The APPLE concept is a new type of spacecraft power system that will be much lighter—and thus faster and cheaper—than existing spacecraft power systems, thanks to the combination of a radioisotope source and energy storage in a single, scalable, flat “power tile” that can be attached to solar sails. APPLE’s use of a structural battery and recycled waste heat mean it is also long-lived and rechargeable.
“The real value of APPLE is that it enables fast transit,” said E. Nemanick, a research scientist in Aerospace’s Energy Technology Department. “The ultimate achievement would be to build a spacecraft that can rapidly deliver a science payload to the deepest parts of the solar system in the order of years, not decades.”

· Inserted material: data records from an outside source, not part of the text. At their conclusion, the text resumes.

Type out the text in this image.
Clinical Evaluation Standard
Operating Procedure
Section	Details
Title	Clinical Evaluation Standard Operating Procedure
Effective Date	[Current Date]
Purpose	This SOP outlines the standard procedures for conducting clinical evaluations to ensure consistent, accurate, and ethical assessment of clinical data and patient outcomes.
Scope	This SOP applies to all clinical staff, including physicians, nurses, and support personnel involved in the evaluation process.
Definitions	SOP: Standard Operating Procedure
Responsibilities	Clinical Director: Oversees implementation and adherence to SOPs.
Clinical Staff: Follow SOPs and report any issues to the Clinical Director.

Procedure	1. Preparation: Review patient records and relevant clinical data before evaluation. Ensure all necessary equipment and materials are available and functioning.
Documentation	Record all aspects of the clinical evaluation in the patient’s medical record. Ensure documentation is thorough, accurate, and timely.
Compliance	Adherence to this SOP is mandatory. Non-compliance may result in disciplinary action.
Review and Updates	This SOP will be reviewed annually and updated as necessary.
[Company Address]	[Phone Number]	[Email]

During the next nine months, the team will build a power system and radiation models that assess the power needs of deep space missions like a Kuiper belt object flyby and a mission to the solar gravity focal point. The radiation testing will be completed by the Oak Ridge National Laboratory (ORNL) while the Aerospace team leads system and mission modeling.
“This is an exciting approach to reimagining the architecture of batteries to enable greater functionality and survivability in the harsh conditions of space,” added ORNL’s Gabriel Veith, who is partnering with the Aerospace team on this project.
Aerospace teams have previously been awarded Phases I and II NIAC grants for the Brane Craft concept and Phases I, II, and III NIAC grants for the Solar Gravity Lens concept. NIAC targets transformational ideas for future NASA missions to drive radically improved space technology.
Leading the APPLE project is Nemanick and his Aerospace teammates Henry Helvajian and Kristine Ferrone, in conjunction with Veith.
This year, NASA’s Space Technology Mission Directorate selected 16 NIAC Phase I proposals, each worth up to $125,000 in NASA grant funding. After the nine-month period of performance, Phase I recipients may apply for Phase II awards.